Science  23 Feb 2001:
Vol. 291, Issue 5508, pp. 1463
  1. Going 3D

    A French biotech start-up plans to launch an international consortium aimed at revealing the three-dimensional crystal structures of 100 cell membrane proteins, many of which could be promising drug targets. The 3-year, $9.3 million project, led by Bio-Xtal in Roubaix, France, will include a bevy of drug companies and four academic labs in France, Germany, and the Netherlands.

    Several “structural genomics” efforts are already attempting to automate the atomic mapping of proteins, but this is the first to focus on membrane proteins. The targets will be “G protein-coupled receptors,” which help cells sense everything from hormones to energy signals. The receptors are notoriously difficult to study, however, because removing them from the membrane destroys their normal 3D shape. In April, the consortium plans to begin searching for new ways to express, crystallize, and image the proteins. Funding will come from private firms and—if all goes as planned—the European Union.

    Structural biologist Aled Edwards of the University of Toronto says the effort is “an excellent idea”—but is certain to be slow.

  2. Bowing Out

    Biologist Hubert Markl last week said he will not seek a second term as president of Germany's most prestigious basic-science research organization, the Max Planck Society. Markl—a respected administrator who has led the society since 1996 and had been invited by the society's governors to seek a second term—reportedly cited his age (63) in declining to run for another 6-year term. A new president will be selected later this year and will take office in June 2002.

  3. Cottage Industry

    Hoping to build new bridges between academia and industry, the European Union will help some aspiring postdocs work for 2 years in industrial research labs outside their homeland.

    European scientists have excelled at basic research but have done a poor job of reaping profits from innovations, says Sabine Herlitschka of the Austrian Bureau for International Research and Technology Transfer. To bridge the gap, over the next 2 years the Fellows for Industry initiative plans to place a total of 140 postdocs in companies with fewer than 250 employees. Their stipends will be paid by another European fund, and Herlitschka promises the companies will get “access to cutting-edge scientists.”

  4. Young Blood

    The French government has tapped a leading hepatitis C expert, Christian Bréchot, to head its biomedical research agency, INSERM. The decision to appoint a clinician to the post is in line with the government's urge to spur life scientists into producing more new therapies and products.

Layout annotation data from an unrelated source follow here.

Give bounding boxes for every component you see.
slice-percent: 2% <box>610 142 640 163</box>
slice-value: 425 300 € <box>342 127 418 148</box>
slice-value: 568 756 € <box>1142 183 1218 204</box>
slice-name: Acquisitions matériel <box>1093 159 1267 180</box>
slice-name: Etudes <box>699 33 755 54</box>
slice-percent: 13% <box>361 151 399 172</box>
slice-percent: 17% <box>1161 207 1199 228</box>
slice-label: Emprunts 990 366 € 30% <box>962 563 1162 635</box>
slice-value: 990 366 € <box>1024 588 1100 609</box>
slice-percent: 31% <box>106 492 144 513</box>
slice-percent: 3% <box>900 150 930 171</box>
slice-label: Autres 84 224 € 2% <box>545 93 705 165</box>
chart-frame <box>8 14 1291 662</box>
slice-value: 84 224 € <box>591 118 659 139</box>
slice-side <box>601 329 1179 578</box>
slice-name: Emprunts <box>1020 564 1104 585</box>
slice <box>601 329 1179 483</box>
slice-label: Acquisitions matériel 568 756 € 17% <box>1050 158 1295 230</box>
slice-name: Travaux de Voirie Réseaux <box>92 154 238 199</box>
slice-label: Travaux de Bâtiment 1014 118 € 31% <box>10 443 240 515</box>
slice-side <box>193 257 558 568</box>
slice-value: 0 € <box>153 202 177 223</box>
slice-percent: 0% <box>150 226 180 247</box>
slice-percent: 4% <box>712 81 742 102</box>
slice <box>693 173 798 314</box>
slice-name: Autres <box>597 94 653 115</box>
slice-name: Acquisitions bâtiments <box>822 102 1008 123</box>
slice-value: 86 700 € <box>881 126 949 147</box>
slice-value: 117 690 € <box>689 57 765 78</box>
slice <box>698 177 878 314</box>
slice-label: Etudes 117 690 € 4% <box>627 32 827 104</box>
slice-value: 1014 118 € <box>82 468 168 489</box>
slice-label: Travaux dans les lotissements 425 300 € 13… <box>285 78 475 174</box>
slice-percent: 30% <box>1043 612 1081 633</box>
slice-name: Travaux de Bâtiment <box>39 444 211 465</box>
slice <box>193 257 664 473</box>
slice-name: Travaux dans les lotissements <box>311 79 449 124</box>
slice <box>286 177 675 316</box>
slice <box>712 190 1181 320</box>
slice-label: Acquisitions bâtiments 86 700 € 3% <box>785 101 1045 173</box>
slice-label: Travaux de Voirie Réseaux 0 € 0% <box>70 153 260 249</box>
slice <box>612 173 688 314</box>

    Bréchot—who heads the liver unit at the Necker Hospital and a hepatitis research center at the Pasteur Institute, both in Paris—takes the reins of the $450 million INSERM at a time when the agency's star is on the rise. It is believed that Bréchot's predecessor, clinician Claude Griscelli, who at 65 had reached the mandatory retirement age, last year won INSERM a 16% budget increase by beefing up research in government priority areas such as gene therapy. Bréchot, however, is eager to quell fears that he will favor clinical over basic research. “My major concern … is to arrive at a better balance,” he told Science.

    The government is hoping that the relatively young director—Bréchot is 48—can infuse fresh blood into INSERM, in which the average age of researchers has risen from 43 to 47 in the past decade. That won't be easy, says Gérard Orth, director of a papillomavirus unit at the Pasteur Institute. “He will have to be convincing” to persuade the government to create new jobs.

  5. Reaching Out

    Sandwiched between Russia and the rest of Scandinavia, Finland and its scientists often feel isolated from the scientific mainstream. That could soon change. On 1 April, the Academy of Finland will get a new research director whose top priority is to forge stronger ties with the world's scientific community.

    Finland is no science lightweight: It spends a higher percentage of its gross domestic product on R&D—3.1%—than any other country, amounting to $3.5 billion in 1999. But many fields “could clearly benefit” from more international collaboration, says physicist Mikko Paalanen of Helsinki Technical University, who praises the appointment of agricultural scientist Anneli Pauli to a 5-year term as research director. “Internationally coordinated research will add a new dimension” to Finnish science, says Pauli, who also plans to add up to 12 institutes to a “Centers of Excellence” program that now provides extra funds for 26 centers deemed globally competitive.